654. THE MAGDALEN.
Later School of Roger van der Weyden (Early Flemish: 1400-about 1464). See 664.
See also (p. xix)
Known for the Magdalen by the small vase at her feet—emblem, in all the religious painters, of the alabaster box of ointment—"the symbol at once of her conversion and her love." In these "reading Magdalens" she is represented as now reconciled to heaven, and magnificently attired—in reference to her former state of worldly prosperity. "It is difficult for us, in these days, to conceive the passionate admiration and devotion with which the Magdalen was regarded by her votaries in the Middle Ages. The imputed sinfulness of her life only brought her nearer to them. Those who did not dare to lift up their eyes to the more saintly models of purity and holiness,—the martyrs who had suffered in the cause of chastity,—took courage to invoke her intercession" (Mrs. Jameson: Sacred and Legendary Art, p. 205). Hence the numerous Magdalens to be met with in nearly every picture gallery; in art decidedly there has been "more joy over one sinner that repenteth than over ninety-and-nine that need no repentance."

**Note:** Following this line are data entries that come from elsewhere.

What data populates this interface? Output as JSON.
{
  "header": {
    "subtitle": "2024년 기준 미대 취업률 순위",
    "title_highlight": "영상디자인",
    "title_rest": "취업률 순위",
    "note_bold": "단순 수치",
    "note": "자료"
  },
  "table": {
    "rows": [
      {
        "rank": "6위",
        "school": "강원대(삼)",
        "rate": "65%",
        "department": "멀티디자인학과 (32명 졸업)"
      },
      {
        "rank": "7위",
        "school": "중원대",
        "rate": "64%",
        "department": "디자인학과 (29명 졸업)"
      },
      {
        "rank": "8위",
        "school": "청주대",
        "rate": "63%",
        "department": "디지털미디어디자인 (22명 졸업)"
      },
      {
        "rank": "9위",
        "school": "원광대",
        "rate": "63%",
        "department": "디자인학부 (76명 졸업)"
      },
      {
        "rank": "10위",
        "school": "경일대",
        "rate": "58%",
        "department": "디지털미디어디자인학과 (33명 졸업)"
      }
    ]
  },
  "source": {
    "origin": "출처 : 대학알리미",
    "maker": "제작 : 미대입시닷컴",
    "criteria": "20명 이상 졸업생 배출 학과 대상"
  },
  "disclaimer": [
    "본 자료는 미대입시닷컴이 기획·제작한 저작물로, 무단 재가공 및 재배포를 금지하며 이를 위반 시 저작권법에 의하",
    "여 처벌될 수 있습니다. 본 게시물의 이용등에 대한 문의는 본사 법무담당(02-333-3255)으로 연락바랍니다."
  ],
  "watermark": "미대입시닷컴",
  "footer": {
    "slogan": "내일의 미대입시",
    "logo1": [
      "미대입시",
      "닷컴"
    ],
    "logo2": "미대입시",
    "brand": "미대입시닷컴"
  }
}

"This picture is undoubtedly by the unknown master who painted two remarkable panels formerly in the Abbey of Flémalle in Belgium, but now in the Städel Museum at Frankfort-on-Maine. They present respectively the standing figure of the Virgin with the Infant at her breast, and the figure of St. Veronica, as an elderly woman, holding before her the sacred napkin on which is the impression of our Lord's visage. These, and a third panel in the same museum, representing the Trinity, but, unlike the others, painted in monochrome, must have belonged to a large altar-piece in many compartments, of which it is quite possible the small picture above described may have formed one" (Official Catalogue). Mr. Claude Phillips, on the other hand, while admiring the delicate and exquisite colour of our picture and the enamel-like quality of its surface, sees in it no resemblance to the works described above (see Academy, Sept. 28, 1889).